Downstream of the winding belt 54, a continuous outer layer 12 is advanced toward the mandrel 40 through an adhesive applicator 58 that applies an adhesive to the inner surface of the outer layer. The outer layer 12 and the adhesive applied thereto are then passed underneath a heater to render the adhesive substantially tacky.
After passing underneath the heater, the outer layer 12 is then wrapped around the mandrel 40 onto the advancing tubular structure. It should be noted that as each ply or layer is wound about the mandrel 40, a trailing edge of the ply is brought into contact with a leading edge of the ensuing portion of the ply, the edges becoming abutted together to form a butt joint therebetween. It should also be noted that while spiral or helical winding is discussed herein, the multilayer tubular structures 10 of the present invention could be formed by convolute winding or the like.
The wrapped layers or plies are then advanced down the mandrel 40 by a winding belt 64. The winding belt 64 rotates and advances the wrapped layers and applies pressure to the overlapping edges of the layers to ensure a secure bond between the respective edges. After the multiple layers have been secured together on the mandrel to form a continuous tubular structure, the tubular structure is scored or cut by a cutting station 66. The cutting is preferably performed at regular intervals such that the identification device (if applicable) is near one of the resulting ends 16, 18, but spaced inwardly therefrom. After the tubular structure 10 is cut, it is removed from the mandrel 40.

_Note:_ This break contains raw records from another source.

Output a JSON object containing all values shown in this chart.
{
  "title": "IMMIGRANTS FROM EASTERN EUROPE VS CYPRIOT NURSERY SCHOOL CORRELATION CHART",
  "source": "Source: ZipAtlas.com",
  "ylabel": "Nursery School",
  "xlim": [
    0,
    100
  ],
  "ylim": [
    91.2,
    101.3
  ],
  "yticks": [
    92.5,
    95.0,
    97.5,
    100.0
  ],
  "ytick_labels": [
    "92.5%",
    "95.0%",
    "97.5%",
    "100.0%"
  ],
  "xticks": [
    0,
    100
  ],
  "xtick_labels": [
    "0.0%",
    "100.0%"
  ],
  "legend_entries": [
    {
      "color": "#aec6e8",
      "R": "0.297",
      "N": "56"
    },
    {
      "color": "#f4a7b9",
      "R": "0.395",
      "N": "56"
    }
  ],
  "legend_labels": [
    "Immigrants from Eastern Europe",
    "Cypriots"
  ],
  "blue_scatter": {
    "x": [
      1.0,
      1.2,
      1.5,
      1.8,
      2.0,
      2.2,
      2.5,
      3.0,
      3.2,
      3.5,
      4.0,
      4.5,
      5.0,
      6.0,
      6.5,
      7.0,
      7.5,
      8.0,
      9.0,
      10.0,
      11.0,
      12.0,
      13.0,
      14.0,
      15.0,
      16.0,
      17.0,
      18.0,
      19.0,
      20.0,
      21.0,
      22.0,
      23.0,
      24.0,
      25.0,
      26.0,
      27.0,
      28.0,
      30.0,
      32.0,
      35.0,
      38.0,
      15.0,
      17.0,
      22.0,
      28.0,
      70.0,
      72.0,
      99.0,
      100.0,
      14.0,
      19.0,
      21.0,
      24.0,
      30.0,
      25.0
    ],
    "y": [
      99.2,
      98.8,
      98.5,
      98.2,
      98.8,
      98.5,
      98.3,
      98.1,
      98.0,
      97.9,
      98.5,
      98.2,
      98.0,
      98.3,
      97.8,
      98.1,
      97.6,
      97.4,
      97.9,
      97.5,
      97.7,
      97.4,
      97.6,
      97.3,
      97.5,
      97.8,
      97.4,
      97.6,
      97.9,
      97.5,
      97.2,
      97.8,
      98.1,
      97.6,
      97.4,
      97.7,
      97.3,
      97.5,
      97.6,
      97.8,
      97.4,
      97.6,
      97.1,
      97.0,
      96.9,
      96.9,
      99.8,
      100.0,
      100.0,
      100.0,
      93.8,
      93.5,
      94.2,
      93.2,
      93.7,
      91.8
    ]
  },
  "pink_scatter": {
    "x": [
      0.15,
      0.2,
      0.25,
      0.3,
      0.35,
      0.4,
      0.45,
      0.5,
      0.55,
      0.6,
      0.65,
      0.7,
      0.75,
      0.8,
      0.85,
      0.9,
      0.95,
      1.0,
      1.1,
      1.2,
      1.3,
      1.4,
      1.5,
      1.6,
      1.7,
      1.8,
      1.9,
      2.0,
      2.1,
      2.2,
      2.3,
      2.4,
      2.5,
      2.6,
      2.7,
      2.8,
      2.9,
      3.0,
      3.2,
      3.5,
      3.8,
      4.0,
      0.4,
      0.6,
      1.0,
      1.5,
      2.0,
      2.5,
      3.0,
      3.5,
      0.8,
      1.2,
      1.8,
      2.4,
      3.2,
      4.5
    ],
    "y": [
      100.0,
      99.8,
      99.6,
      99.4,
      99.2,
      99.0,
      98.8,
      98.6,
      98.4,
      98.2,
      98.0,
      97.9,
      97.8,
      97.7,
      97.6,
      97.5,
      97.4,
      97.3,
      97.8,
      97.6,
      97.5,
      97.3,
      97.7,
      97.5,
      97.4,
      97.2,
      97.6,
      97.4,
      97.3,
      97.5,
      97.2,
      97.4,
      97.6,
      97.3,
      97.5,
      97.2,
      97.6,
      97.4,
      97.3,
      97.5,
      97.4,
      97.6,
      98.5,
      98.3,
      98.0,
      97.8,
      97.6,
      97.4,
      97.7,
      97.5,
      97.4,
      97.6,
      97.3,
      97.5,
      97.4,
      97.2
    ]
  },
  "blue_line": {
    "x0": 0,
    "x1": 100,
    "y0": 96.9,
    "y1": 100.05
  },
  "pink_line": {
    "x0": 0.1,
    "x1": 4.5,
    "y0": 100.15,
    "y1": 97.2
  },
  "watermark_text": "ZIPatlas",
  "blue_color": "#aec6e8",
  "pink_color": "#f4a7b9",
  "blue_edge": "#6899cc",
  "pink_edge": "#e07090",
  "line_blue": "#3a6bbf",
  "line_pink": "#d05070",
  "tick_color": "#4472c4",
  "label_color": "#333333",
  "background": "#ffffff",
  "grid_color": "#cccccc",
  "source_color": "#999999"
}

Accordingly, the multilayer tubular structure and method of the present invention overcome limitations and deficiencies presented by conventional containers and cores and methods of manufacturing such containers and cores. In particular, the multilayer tubular structure and methods for manufacturing same of the present invention provide a multilayer tubular structure that includes an identification device that is less susceptible to damage or theft, and the structure can be formed by incorporating conventional manufacturing techniques and systems. The multilayer tubular structure and methods of the present invention will therefore not only result in decreased production costs, but will reduce inefficiencies in supply chain management, inventory management, inventory control, and in-house product location.
Many modifications and other embodiments of the inventions set forth herein will come to mind to one skilled in the art to which these inventions pertain having the benefit of the teachings presented in the foregoing descriptions and the associated drawings. Therefore, it is to be understood that the inventions are not to be limited to the specific embodiments disclosed and that modifications and other embodiments are intended to be included within the scope of the appended claims. Although specific terms are employed herein, they are used in a generic and descriptive sense only and not for purposes of limitation.